On week 6 of these cultures, when antitumor cytotoxicity was high and CD28^- cells began to reappear and constituted a substantial proportion of CD8⁺ T cells (Fig. 6A and B), we restimulated the culture with PCI-13 cells and 24 h later, performed intracytoplasmic staining for IFN-γ and granzyme B. By flow cytometry, it was possible to discriminate between CD28⁺ and CD28^- cells and to define their functions (Fig. 7). We observed that both CD8⁺CD28⁺ and CD8⁺CD28^- cells had strong granzyme-B and IFN-γ expression in response to the tumor (Fig. 7). In these cultures, the expanding CD28^- cell population retained substantial antitumor functions.
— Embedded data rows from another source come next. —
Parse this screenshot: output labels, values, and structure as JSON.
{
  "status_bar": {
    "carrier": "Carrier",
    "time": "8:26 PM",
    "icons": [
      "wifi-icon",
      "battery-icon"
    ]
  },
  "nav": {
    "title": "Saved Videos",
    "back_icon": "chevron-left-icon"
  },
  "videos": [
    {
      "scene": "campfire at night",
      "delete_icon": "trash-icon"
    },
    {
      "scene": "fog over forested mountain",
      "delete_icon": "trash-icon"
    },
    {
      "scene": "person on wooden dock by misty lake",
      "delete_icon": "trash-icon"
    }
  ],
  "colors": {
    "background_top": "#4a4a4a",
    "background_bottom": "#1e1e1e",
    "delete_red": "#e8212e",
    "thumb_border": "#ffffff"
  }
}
Finally, when PBMC were cultured in the presence of IFN-γ treated PCI-13, which had significantly enhanced MHC class I expression (data not shown), down-regulation of CD28 was diminished (Fig. 6B). When PCI-13 transduced with the human B7.1 gene and overexpressing B7.1 was used for weekly stimulations, the shift from CD28⁺ to CD28^- effector cells was suppressed (Fig. 6B). These data indicate that strong ligation of TCR by MHC molecules or of B7.1 by CD28 prevented down-regulation of CD28 in tumor-stimulated CD8⁺ T cells. Furthermore, no or little apoptosis was detected in these cultures.